The above construction may be generalized to a collection of groups $G_1*\cdots*G_m$, where the index may be uncountable. If every $G_\alpha=\Z$ (equivalently, has one generator), then $*_{\alpha\in A} G_\alpha$ is called the free group on $|A|$ generators.

Theorems

Theorem: (Borsuk-Ulam) Every continuous map $S^n\to \R^n$ takes a pair of antipodal points to the same value.
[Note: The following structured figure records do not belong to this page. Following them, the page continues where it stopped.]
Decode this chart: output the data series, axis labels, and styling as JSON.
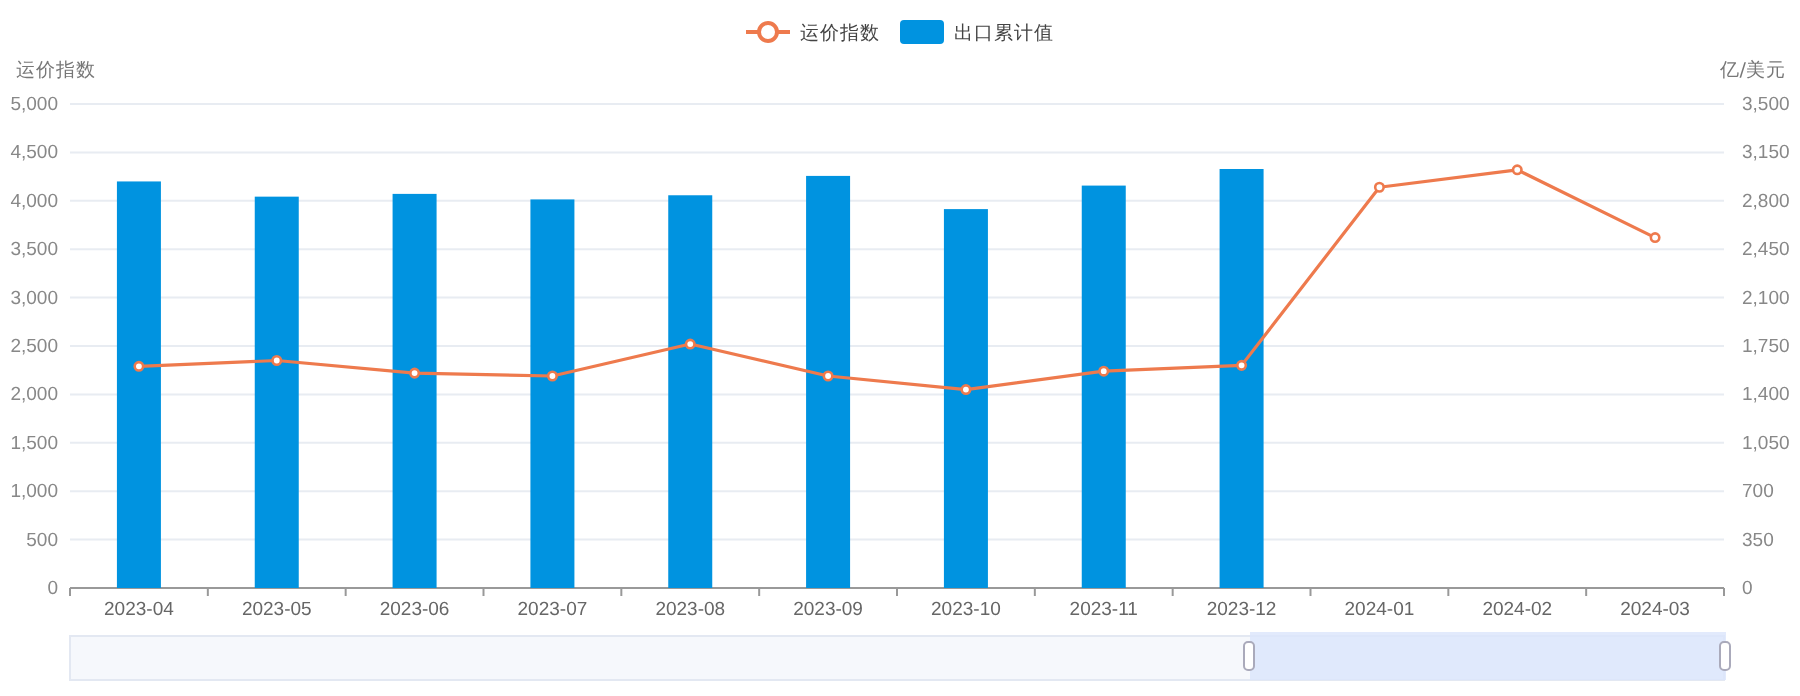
{
  "chart_data": {
    "type": "bar",
    "categories": [
      "2023-04",
      "2023-05",
      "2023-06",
      "2023-07",
      "2023-08",
      "2023-09",
      "2023-10",
      "2023-11",
      "2023-12",
      "2024-01",
      "2024-02",
      "2024-03"
    ],
    "series": [
      {
        "name": "运价指数",
        "type": "line",
        "color": "#ee7a4d",
        "values": [
          2290,
          2350,
          2220,
          2190,
          2520,
          2190,
          2050,
          2240,
          2300,
          4140,
          4320,
          3620
        ]
      },
      {
        "name": "出口累计值",
        "axis": "y2",
        "color": "#0093e0",
        "values": [
          2940,
          2830,
          2850,
          2810,
          2840,
          2980,
          2740,
          2910,
          3030,
          null,
          null,
          null
        ]
      }
    ],
    "ylabel": "运价指数",
    "y2label": "亿/美元",
    "ylim": [
      0,
      5000
    ],
    "yticks": [
      0,
      500,
      {
        "value": 1000,
        "label": "1,000"
      },
      {
        "value": 1500,
        "label": "1,500"
      },
      {
        "value": 2000,
        "label": "2,000"
      },
      {
        "value": 2500,
        "label": "2,500"
      },
      {
        "value": 3000,
        "label": "3,000"
      },
      {
        "value": 3500,
        "label": "3,500"
      },
      {
        "value": 4000,
        "label": "4,000"
      },
      {
        "value": 4500,
        "label": "4,500"
      },
      {
        "value": 5000,
        "label": "5,000"
      }
    ],
    "y2lim": [
      0,
      3500
    ],
    "y2ticks": [
      0,
      350,
      700,
      {
        "value": 1050,
        "label": "1,050"
      },
      {
        "value": 1400,
        "label": "1,400"
      },
      {
        "value": 1750,
        "label": "1,750"
      },
      {
        "value": 2100,
        "label": "2,100"
      },
      {
        "value": 2450,
        "label": "2,450"
      },
      {
        "value": 2800,
        "label": "2,800"
      },
      {
        "value": 3150,
        "label": "3,150"
      },
      {
        "value": 3500,
        "label": "3,500"
      }
    ],
    "grid": "y",
    "legend": "top",
    "marker": "circle",
    "line_style": "solid"
  }
}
Theorem: (Ham Sandwich theorem) Let $U_1,\dots,U_n$ be bounded open sets in $\R^n$. There exists a hyperplane in $\R^n$ that divides each of the open sets $U_i$ into two sets of equal volume.

Volume is taken to be Lebsegue measure. The Ham sandwich theorem is an application of Borsuk-Ulam (see Terry Tao's blog post for more).
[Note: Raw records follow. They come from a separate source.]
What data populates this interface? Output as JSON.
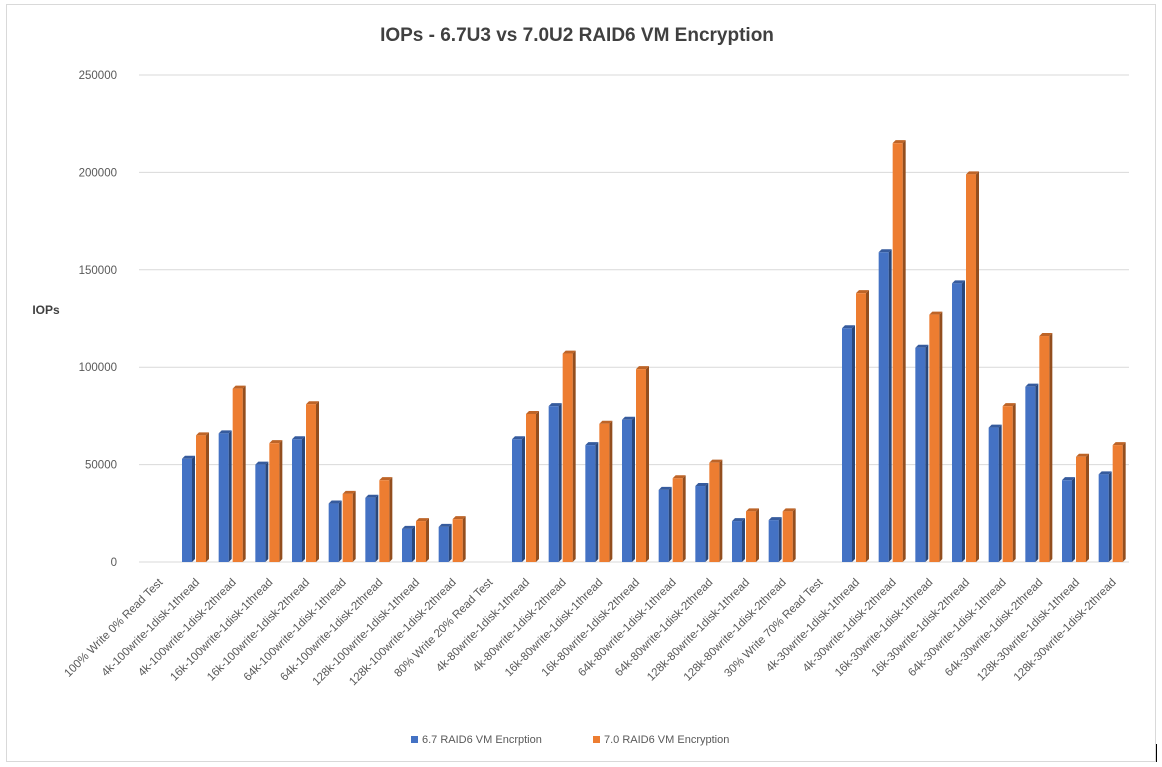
{
  "chart_data": {
    "type": "bar",
    "title": "IOPs - 6.7U3 vs 7.0U2 RAID6 VM Encryption",
    "xlabel": "",
    "ylabel": "IOPs",
    "ylim": [
      0,
      250000
    ],
    "yticks": [
      0,
      50000,
      100000,
      150000,
      200000,
      250000
    ],
    "grid": true,
    "legend_position": "bottom",
    "categories": [
      "100% Write 0% Read Test",
      "4k-100write-1disk-1thread",
      "4k-100write-1disk-2thread",
      "16k-100write-1disk-1thread",
      "16k-100write-1disk-2thread",
      "64k-100write-1disk-1thread",
      "64k-100write-1disk-2thread",
      "128k-100write-1disk-1thread",
      "128k-100write-1disk-2thread",
      "80% Write 20% Read Test",
      "4k-80write-1disk-1thread",
      "4k-80write-1disk-2thread",
      "16k-80write-1disk-1thread",
      "16k-80write-1disk-2thread",
      "64k-80write-1disk-1thread",
      "64k-80write-1disk-2thread",
      "128k-80write-1disk-1thread",
      "128k-80write-1disk-2thread",
      "30% Write 70% Read Test",
      "4k-30write-1disk-1thread",
      "4k-30write-1disk-2thread",
      "16k-30write-1disk-1thread",
      "16k-30write-1disk-2thread",
      "64k-30write-1disk-1thread",
      "64k-30write-1disk-2thread",
      "128k-30write-1disk-1thread",
      "128k-30write-1disk-2thread"
    ],
    "series": [
      {
        "name": "6.7 RAID6 VM Encrption",
        "color": "#4472C4",
        "values": [
          null,
          53000,
          66000,
          50000,
          63000,
          30000,
          33000,
          17000,
          18000,
          null,
          63000,
          80000,
          60000,
          73000,
          37000,
          39000,
          21000,
          21500,
          null,
          120000,
          159000,
          110000,
          143000,
          69000,
          90000,
          42000,
          45000
        ]
      },
      {
        "name": "7.0 RAID6 VM Encryption",
        "color": "#ED7D31",
        "values": [
          null,
          65000,
          89000,
          61000,
          81000,
          35000,
          42000,
          21000,
          22000,
          null,
          76000,
          107000,
          71000,
          99000,
          43000,
          51000,
          26000,
          26000,
          null,
          138000,
          215000,
          127000,
          199000,
          80000,
          116000,
          54000,
          60000
        ]
      }
    ]
  }
}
Theorem: If $X$ and $Y$ are path-connected, then $\pi_1(X\times Y)\cong \pi_1(X)\times \pi_1(Y)$.

Now suppose that $X = \bigcup_\alpha A_\alpha$ is based at $x_0$ with $x_0\in A_\alpha$ for all $\alpha$. There are natural inclusions $i_\alpha:A_\alpha\to X$ as well as $j_\alpha:A_\alpha\cap A_\beta \to A_\alpha$ and $j_\beta:A_\alpha\cap A_\beta \to A_\beta$.

Both $i_\alpha$ and $j_\alpha$ induce maps on the fundamental group, each (and all) of the $i_{\alpha*}:\pi_1(A_\alpha)\to \pi_1(X)$ extending to a map $\Phi:*_\alpha \pi_1(A_\alpha)\to \pi_1(X)$.

Theorem: (van Kampen)

• If $A_\alpha\cap A_\beta$ is path-connected, then $\Phi$ is a surjection. 
• If $A_\alpha\cap A_\beta\cap A_\gamma$ is path connected, then $\ker(\Phi) = \langle j_{\alpha*}(g)(j_{\beta*}(g))^{-1}\ |\ g\in \pi_1(A_\alpha\cap A_\beta,x_0)\rangle$.

As a consequence, if triple intersections are path connected, then $\pi_1(X) \cong *_\alpha A_\alpha /\ker(\Phi)$. Moreover, if all double intersections are contractible, then $\ker(\Phi)=0$ and $\pi_1(X)\cong *_\alpha A_\alpha$.

Proposition: If $\pi_1(X)=0$ and $\widetilde H_n(X)=0$ for all $n$, then $X$ is contractible.

References: Hatcher (Algebraic topology, Chapter 1), Tao (blog post "The Kakeya conjecture and the Ham Sandwich theorem")